A.5.29 — Information Security During Disruption: Emergency patching procedures should be invoked for this vulnerability. Organisations should document the decision-making process and timelines for auditors.

Conclusion

Copy Fail is one of the most broadly exploitable Linux kernel vulnerabilities disclosed in recent years. Its nine-year dormancy, trivial exploitation requirements, 100% reliability across all major distributions, and the immediate availability of a public proof-of-concept place it in the same tier as Dirty Pipe and Dirty COW — vulnerabilities that caused genuine disruption across the industry when disclosed. The difference here is that patches are already available, which means the window for remediation is open now.
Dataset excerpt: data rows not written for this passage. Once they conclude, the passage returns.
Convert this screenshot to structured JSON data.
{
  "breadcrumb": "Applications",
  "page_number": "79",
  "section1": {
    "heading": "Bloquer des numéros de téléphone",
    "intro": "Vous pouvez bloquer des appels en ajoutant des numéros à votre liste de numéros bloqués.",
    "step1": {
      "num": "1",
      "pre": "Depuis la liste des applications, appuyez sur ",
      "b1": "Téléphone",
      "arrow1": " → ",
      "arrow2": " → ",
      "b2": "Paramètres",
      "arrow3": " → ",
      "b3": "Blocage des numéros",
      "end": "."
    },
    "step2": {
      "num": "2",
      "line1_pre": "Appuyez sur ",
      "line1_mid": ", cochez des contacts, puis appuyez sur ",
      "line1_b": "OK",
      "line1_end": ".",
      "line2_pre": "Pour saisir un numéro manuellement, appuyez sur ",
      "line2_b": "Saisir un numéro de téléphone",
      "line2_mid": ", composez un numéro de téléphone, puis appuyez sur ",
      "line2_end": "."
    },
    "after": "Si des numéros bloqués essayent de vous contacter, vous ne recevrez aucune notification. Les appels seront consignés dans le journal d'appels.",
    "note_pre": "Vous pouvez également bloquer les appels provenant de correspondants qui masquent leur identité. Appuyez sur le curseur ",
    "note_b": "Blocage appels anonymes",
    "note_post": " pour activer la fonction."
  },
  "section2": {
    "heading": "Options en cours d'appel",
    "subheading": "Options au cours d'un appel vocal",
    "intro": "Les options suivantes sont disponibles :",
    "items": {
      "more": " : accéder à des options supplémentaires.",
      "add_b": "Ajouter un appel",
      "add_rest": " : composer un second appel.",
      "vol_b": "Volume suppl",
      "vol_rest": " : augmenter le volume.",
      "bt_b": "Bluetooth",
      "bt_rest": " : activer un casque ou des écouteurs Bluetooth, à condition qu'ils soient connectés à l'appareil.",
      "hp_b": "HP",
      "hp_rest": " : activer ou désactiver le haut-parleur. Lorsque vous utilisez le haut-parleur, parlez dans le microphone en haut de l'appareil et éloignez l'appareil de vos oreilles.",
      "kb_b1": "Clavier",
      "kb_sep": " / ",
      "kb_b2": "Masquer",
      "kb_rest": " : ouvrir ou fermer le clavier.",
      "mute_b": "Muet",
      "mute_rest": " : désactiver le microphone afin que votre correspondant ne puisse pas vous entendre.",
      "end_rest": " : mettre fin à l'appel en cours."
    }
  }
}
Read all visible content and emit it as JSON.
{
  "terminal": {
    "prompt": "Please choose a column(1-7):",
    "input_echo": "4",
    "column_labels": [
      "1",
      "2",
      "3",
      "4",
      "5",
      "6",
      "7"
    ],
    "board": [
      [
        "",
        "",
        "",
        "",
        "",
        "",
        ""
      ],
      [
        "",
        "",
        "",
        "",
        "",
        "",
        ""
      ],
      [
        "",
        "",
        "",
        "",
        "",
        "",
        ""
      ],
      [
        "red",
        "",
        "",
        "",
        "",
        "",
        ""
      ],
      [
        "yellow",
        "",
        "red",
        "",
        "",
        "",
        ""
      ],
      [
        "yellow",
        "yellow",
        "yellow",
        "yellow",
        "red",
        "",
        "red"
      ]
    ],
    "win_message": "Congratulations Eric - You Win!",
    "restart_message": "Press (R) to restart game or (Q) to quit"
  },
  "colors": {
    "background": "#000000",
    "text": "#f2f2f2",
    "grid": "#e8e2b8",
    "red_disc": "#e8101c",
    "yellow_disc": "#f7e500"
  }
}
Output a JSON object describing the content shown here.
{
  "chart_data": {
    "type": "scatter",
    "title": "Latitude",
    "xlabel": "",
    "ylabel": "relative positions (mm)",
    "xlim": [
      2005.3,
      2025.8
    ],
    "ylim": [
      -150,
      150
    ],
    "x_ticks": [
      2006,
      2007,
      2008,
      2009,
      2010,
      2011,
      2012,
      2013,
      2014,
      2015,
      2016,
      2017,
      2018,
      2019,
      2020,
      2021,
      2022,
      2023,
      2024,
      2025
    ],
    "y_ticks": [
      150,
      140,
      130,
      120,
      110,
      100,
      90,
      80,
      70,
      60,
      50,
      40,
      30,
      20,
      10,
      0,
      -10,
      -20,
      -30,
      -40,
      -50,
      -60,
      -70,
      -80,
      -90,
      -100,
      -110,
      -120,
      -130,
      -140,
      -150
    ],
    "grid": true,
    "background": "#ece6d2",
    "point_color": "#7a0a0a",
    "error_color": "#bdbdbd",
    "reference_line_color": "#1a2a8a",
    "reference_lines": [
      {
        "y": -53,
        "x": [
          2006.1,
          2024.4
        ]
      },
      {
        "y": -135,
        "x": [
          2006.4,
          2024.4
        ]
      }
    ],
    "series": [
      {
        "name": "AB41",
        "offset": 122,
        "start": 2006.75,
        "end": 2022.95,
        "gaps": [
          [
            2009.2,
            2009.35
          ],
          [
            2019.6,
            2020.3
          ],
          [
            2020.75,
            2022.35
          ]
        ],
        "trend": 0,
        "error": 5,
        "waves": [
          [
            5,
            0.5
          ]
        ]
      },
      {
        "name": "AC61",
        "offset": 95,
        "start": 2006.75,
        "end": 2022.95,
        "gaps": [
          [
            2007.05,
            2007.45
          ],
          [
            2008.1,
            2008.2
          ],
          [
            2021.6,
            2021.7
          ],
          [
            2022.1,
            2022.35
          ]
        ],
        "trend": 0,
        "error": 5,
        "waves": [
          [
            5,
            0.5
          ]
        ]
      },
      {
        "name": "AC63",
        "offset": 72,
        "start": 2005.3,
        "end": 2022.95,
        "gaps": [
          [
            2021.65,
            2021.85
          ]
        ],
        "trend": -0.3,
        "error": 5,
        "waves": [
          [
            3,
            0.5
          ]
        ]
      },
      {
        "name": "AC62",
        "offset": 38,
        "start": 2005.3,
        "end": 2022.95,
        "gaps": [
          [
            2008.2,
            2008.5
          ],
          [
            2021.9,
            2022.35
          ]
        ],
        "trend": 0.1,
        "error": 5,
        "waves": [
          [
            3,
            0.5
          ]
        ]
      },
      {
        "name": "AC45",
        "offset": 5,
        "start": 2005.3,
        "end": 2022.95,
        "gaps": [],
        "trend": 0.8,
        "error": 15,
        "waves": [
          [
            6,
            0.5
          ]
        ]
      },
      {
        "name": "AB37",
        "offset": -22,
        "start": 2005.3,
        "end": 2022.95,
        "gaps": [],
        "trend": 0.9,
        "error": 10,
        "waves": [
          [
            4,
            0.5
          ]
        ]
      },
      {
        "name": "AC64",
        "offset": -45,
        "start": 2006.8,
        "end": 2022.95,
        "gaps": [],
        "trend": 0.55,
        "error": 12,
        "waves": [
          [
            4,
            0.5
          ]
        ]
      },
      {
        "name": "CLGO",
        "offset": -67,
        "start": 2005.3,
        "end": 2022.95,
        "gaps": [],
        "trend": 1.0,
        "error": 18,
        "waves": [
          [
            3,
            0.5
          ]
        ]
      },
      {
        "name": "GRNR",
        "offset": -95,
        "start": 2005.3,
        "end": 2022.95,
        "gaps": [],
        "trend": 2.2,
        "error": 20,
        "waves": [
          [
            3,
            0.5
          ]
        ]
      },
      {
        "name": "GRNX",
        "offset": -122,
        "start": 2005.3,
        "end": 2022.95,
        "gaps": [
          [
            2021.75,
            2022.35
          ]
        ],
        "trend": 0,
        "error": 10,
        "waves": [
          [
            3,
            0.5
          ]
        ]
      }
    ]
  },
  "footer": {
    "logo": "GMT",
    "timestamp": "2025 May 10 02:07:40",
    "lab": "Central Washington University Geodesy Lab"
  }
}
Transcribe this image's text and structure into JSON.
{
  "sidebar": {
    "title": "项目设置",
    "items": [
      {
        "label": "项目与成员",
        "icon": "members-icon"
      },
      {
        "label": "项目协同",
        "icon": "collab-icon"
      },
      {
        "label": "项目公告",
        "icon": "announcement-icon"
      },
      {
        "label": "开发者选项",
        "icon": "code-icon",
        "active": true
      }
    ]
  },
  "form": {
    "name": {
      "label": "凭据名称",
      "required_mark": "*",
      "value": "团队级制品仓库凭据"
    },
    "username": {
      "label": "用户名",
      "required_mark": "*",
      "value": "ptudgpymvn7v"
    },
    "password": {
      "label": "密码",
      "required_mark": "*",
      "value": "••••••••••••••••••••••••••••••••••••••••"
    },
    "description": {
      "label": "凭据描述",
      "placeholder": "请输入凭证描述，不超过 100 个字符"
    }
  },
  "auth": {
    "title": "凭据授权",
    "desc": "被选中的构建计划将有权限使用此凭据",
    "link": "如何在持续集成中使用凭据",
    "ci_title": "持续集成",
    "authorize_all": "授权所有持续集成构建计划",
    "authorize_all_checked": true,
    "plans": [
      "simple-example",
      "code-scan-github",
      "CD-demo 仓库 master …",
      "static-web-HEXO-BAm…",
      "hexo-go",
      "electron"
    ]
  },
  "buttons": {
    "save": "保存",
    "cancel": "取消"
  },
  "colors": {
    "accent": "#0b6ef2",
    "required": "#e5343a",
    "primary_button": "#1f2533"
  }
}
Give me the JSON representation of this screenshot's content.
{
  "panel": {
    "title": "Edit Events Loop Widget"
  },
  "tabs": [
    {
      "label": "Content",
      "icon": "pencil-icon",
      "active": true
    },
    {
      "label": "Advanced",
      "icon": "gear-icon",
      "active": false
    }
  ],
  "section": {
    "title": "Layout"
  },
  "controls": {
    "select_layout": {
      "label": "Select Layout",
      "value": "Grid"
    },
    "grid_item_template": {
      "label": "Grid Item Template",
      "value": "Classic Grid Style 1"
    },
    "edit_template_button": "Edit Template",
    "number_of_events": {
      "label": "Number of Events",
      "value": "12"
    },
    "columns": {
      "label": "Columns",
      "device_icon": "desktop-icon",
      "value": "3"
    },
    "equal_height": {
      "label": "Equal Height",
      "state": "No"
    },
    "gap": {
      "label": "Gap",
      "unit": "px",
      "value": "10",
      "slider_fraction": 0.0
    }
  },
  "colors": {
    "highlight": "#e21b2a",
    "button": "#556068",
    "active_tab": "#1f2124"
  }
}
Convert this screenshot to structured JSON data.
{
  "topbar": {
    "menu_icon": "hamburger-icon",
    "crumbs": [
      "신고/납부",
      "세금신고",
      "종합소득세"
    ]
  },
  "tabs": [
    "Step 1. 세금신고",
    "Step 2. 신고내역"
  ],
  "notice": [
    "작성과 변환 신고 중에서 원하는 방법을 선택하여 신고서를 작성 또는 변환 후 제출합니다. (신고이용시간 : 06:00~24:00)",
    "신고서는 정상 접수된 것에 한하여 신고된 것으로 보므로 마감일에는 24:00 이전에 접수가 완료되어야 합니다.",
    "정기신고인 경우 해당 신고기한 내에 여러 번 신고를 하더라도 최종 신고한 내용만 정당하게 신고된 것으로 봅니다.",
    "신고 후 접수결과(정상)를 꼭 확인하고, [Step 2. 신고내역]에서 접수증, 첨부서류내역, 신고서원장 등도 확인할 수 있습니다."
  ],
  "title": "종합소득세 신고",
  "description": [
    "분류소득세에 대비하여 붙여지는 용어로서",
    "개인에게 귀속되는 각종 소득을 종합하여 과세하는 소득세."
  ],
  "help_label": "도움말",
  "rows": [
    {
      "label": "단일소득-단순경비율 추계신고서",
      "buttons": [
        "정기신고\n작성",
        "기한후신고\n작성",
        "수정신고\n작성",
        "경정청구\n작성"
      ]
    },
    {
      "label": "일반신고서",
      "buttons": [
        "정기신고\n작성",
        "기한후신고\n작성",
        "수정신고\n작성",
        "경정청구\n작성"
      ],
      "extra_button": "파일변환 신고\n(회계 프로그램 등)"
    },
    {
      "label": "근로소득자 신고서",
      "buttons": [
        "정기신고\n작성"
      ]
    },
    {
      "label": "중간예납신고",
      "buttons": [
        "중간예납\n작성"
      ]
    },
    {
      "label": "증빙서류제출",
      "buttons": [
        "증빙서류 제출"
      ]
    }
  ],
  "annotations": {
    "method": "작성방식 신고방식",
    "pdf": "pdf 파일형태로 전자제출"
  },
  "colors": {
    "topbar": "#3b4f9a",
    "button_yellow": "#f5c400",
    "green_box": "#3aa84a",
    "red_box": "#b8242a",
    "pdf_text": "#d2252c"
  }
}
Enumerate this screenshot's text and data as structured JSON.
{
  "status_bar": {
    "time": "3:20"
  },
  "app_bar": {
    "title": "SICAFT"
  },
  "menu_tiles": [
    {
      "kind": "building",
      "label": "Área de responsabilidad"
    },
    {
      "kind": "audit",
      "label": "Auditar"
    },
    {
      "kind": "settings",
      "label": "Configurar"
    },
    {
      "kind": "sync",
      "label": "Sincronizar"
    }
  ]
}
Organisations that act quickly can close this exposure before attackers incorporate it into commodity toolkits.

The strategic takeaway is straightforward: if you run Linux, you are affected, and the only question is how quickly you can patch. The interim mitigation — disabling a single kernel module — is low-risk, takes under a minute, and requires no reboot. There is no good reason to leave systems exposed while patching is scheduled. Apply the module workaround today on any system that cannot be immediately rebooted, then complete kernel patching across your full estate within 48 hours.